2Союз русского народа -- монархическая и шовинистическая организация, созданная А. И. Дубровиным и В. М. Пуришкевичем в ноябре 1905 г. Главные цели -- борьба с революцией и инородцами, сохранение самодержавия и единства империи, улучшение положения трудящихся и избавление от бюрократии. Организовывала еврейские погромы, террористические акты против либералов и революционеров. Бердяев утверждал, что христианин не может быть её членом, "так как не может оправдывать террор и классовую ненависть, не может насилием вымогать общественную правду", а все входящие в организацию "так же нуждаются в крещении, как и революционные максималисты". Г. П. Федотов в статье "Россия и свобода" (Новый журнал. 1945. 10) чётко оценивал это политическое образование с варварской идеологией: "В нём собрано было самое дикое и некультурное в старой России... Чёрная Сотня есть русское издание или первый вариант национал-социализма". Булгаков в работе "Неотложная задача" (1905) определял религию черносотенцев: "Их бог -- самодержавие, понимаемое в смысле белого террора, прямого истребления всех несогласно мыслящих".
3Гейден Пётр Александрович (1840--1907) -- общественный и политический деятель, президент Вольного экономического общества, участник кружка "Беседа", один из основателей "Союза 17 октября" и центристской Партии мирного обновления, член I Государственной думы (лидер оппозиции левому большинству). Считал, что "самодержавие так же несовместимо со свободой, как солнце с ночью", потому оно "есть путь к революции".
4Соловьёв Иоанн Ильич (1854--1917), прот. -- окончил МДА (1878), магистр богословия (1885), с 1883 г. законоучитель Императорского лицея в память цесаревича Николая и в старших классах Московской частной гимназии Ф. Креймана, которую окончил Свенцицкий в 1903 г.; редактор-издатель журнала "Вера и Церковь", член Русской монархической партии и Русского монархического собрания, автор книги "Царское самодержавие по учению св. Библии и родной истории" (М., 1904) и биографии В. А. Грингмута (М., 1913).
5 О. Константин подтверждает и далее: "Для меня лично ясно, что при неограниченном самодержавии неизбежно при его фактическом осуществлении нарушается основной принцип христианства -- ценность человеческой личности" (Указ. соч. С. 21). Действительно, для народа царь был "земным Богом, носителем божественной силы и правды. По отношении к нему не могло быть и речи о каком-либо своём праве" (Федотов Г. Изучение России // Судьба и грехи России.
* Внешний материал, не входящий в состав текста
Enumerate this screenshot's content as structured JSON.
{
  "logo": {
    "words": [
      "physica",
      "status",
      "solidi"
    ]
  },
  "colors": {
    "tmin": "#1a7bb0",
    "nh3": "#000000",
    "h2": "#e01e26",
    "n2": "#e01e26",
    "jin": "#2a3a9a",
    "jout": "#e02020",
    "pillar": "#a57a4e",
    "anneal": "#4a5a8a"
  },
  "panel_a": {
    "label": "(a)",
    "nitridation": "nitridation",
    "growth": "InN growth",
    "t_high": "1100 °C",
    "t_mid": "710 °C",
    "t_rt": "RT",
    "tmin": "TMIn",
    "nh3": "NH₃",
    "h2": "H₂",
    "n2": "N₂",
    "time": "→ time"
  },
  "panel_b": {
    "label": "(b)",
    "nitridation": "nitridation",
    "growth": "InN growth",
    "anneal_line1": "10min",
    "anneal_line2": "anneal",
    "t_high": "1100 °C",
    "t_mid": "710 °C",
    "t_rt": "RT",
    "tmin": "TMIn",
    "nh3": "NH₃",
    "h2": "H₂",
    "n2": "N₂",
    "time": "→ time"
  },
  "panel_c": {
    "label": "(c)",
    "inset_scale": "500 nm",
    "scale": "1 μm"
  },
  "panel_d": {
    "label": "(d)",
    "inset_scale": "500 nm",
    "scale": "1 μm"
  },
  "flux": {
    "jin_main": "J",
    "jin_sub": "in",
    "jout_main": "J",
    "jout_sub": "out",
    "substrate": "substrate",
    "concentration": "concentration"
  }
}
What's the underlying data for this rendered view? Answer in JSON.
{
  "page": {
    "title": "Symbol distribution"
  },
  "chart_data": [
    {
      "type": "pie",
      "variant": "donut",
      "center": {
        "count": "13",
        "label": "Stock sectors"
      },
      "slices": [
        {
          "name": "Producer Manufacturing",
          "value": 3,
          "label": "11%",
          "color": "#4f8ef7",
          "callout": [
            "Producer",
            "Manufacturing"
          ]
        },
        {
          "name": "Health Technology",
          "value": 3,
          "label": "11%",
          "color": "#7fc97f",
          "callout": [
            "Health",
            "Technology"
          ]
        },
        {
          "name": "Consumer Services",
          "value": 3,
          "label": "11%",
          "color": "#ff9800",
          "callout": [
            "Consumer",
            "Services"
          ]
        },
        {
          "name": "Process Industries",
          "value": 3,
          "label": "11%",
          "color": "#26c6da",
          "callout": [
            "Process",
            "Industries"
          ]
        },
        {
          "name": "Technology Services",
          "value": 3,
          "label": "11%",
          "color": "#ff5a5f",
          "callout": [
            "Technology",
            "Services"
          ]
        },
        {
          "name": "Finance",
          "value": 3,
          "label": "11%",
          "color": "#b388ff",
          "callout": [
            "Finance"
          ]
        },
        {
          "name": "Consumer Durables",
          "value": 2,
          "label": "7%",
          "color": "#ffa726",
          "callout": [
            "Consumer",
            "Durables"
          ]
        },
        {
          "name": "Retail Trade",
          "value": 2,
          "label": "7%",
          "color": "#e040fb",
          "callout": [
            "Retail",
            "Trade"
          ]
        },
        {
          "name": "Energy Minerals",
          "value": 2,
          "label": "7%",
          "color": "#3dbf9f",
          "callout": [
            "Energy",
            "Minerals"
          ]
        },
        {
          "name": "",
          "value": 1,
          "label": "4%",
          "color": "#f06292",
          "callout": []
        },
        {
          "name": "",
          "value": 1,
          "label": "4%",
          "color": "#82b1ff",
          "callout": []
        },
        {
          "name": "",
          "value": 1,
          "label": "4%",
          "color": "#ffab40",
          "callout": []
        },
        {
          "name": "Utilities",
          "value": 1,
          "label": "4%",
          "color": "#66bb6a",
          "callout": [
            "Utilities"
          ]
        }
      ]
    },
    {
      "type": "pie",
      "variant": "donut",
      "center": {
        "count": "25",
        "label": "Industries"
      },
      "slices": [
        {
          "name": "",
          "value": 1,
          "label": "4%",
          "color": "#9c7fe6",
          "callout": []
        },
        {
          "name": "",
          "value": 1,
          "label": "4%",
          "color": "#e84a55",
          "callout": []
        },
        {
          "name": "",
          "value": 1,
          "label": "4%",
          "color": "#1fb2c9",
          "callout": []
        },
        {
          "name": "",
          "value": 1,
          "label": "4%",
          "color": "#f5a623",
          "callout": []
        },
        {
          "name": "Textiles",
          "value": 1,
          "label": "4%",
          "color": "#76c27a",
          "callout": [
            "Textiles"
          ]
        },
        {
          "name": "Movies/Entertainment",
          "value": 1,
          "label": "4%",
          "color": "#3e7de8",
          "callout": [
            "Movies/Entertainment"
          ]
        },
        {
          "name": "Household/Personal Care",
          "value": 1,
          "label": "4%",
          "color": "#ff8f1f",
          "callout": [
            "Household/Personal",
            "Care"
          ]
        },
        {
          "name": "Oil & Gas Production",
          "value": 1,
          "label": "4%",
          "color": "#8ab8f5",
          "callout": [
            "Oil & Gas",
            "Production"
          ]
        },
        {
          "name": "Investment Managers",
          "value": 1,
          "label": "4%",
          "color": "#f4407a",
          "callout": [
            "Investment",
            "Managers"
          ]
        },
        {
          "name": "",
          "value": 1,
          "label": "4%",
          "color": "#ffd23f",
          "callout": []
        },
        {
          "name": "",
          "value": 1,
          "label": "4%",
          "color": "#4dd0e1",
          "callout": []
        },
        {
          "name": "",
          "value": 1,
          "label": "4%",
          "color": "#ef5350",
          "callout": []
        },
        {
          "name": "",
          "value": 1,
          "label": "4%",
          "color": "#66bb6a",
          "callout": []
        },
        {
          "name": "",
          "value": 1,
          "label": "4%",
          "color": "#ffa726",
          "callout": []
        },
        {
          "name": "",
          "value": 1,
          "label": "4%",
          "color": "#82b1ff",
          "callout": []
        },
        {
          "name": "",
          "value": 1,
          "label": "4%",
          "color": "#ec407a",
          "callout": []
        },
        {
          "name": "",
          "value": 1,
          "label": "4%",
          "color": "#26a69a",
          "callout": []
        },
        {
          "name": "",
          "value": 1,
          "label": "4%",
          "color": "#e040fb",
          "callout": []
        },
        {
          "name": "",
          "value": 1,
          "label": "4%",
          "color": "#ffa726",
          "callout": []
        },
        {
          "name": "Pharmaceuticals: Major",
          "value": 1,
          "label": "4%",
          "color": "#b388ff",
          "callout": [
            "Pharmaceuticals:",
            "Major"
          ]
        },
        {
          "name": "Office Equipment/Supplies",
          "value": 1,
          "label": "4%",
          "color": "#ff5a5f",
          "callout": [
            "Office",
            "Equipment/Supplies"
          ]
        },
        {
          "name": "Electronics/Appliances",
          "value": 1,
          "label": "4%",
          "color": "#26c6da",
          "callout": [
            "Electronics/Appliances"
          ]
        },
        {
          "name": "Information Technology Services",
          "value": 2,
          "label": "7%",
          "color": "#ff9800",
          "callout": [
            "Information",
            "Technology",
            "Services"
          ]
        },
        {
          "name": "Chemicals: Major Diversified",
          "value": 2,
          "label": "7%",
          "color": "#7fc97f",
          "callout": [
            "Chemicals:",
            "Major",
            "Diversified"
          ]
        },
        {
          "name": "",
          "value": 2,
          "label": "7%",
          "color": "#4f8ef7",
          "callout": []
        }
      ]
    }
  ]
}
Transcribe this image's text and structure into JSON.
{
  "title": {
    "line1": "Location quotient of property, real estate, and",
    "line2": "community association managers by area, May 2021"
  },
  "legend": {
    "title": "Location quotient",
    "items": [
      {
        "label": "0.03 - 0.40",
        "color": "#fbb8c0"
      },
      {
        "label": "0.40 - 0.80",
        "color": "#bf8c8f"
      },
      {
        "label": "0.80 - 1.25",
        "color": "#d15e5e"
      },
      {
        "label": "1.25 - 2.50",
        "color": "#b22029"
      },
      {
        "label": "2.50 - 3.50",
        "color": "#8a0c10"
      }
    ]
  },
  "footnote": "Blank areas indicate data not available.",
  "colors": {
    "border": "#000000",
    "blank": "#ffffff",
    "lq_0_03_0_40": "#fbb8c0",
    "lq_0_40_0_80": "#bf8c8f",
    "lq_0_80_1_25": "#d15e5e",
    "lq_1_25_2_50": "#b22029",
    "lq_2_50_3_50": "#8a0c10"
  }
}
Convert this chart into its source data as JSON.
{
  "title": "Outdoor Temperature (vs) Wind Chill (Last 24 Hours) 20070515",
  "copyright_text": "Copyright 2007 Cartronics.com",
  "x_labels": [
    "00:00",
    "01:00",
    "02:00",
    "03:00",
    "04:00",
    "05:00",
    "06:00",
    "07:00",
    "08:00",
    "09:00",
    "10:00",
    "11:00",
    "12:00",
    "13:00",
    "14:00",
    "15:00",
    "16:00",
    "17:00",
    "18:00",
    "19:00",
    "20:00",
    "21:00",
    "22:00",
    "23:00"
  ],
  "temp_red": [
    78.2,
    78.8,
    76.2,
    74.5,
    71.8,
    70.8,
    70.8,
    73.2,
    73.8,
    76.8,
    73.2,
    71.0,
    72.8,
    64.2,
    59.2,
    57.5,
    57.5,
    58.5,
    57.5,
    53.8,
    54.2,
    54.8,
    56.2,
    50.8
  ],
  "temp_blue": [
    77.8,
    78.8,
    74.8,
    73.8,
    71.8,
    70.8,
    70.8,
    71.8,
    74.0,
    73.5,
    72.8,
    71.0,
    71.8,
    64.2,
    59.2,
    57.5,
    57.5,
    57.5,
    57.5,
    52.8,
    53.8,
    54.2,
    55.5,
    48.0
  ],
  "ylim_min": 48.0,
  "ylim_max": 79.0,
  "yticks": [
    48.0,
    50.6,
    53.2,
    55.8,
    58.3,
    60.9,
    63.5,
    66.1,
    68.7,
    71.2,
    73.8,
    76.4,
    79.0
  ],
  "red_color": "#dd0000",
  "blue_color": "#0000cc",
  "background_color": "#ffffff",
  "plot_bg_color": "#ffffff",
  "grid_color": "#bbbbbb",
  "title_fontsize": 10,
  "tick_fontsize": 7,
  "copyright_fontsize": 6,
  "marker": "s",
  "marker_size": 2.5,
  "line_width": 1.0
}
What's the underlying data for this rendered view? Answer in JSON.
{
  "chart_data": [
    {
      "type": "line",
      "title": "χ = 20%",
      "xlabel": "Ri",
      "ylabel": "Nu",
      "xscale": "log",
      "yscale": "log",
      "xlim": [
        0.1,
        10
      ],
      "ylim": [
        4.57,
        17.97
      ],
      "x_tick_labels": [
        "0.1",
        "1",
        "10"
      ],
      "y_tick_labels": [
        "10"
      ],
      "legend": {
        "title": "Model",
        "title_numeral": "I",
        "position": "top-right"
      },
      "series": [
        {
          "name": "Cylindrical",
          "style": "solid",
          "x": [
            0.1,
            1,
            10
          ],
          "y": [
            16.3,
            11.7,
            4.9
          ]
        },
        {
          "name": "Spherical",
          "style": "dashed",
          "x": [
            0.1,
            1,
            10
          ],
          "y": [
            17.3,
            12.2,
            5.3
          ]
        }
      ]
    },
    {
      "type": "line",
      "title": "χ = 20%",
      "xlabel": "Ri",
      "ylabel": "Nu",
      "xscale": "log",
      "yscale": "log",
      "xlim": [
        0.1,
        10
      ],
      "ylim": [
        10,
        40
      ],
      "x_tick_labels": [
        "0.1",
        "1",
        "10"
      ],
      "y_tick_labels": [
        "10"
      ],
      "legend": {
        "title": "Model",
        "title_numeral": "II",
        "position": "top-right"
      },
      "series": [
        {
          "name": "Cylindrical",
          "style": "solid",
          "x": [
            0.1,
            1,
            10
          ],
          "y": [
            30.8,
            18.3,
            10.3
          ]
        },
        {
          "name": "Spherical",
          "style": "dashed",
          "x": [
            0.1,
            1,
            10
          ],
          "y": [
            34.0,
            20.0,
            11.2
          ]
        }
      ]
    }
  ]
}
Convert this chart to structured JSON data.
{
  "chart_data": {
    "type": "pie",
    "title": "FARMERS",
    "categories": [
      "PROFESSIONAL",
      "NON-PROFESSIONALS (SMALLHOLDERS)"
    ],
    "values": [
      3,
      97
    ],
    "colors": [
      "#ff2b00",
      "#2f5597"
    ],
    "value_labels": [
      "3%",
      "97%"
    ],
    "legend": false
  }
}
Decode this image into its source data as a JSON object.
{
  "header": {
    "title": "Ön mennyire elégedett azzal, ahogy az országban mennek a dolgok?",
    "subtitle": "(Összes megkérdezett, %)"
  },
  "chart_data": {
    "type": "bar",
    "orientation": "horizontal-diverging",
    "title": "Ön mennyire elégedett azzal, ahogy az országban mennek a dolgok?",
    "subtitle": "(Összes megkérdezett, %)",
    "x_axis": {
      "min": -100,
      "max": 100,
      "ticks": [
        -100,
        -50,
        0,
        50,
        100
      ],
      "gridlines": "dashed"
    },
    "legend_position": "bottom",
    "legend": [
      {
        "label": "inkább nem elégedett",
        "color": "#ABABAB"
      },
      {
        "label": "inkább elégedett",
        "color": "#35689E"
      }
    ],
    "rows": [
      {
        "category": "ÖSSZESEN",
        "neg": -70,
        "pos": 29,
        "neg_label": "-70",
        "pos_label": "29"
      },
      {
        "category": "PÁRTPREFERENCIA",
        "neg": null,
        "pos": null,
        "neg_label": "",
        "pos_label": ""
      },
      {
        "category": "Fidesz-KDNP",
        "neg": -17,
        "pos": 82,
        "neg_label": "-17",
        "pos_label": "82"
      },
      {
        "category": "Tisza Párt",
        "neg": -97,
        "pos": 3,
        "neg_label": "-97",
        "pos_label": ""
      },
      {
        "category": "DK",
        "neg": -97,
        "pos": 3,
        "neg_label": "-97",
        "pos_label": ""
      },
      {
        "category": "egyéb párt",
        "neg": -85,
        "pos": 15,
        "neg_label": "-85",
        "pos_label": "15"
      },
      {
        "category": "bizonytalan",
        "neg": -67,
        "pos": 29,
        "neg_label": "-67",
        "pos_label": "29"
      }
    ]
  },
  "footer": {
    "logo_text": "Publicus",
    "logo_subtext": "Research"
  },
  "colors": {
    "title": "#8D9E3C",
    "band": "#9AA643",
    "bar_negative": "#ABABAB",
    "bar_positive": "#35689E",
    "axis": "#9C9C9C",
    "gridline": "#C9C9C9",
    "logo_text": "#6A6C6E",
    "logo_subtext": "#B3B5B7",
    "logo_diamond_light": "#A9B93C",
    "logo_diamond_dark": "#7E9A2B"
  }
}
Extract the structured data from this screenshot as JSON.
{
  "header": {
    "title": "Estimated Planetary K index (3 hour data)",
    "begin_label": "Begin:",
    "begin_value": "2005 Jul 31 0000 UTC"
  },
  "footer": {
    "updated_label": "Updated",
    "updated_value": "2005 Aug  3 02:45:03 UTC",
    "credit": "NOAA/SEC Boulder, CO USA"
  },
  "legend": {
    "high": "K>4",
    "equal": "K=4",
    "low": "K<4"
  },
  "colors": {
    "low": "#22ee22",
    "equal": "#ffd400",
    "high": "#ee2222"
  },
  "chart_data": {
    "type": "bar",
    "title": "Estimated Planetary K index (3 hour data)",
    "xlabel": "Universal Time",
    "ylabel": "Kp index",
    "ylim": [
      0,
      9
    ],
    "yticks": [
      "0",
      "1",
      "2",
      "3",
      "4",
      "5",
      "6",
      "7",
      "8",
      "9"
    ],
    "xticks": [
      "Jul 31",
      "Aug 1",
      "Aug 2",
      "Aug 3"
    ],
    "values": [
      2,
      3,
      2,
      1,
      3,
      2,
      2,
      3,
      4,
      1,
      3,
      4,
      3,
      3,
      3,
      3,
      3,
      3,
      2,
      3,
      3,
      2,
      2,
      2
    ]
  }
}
СПб., 1991. Т. 1. С. 128).
6 "Кн. Е. Н. Трубецкой мешает в одно совершенно различные вещи. Христианство бесконечно больше и шире подавания милостыни, заветов чистоты и целомудрия. Но следует ли отсюда, что христиане не должны подавать милостыни, не быть чистыми и целомудренными?" (Векилов Г. Проблема христианской общественности // Московский еженедельник. 1907. 43. С. 26).
7 Оппонент не может даже правильно именовать Христианское братство борьбы, т. е. поглощён своими образами и просто не слышит собеседника; где уж тут понять идеи... Заметим: в отличие от Свенцицкого князь пишет "церковь", даже в цитатах игнорируя заглавную букву.
8 Одно из определяющих свойств либерального сознания -- принципиальный релятивизм, в корне противоречащий христианству.
9 К сожалению, в иных категориях критики Свенцицкого мыслить не умели: высшей реальностью для них было государство; построению его, а не созиданию Церкви, отдавали они силы.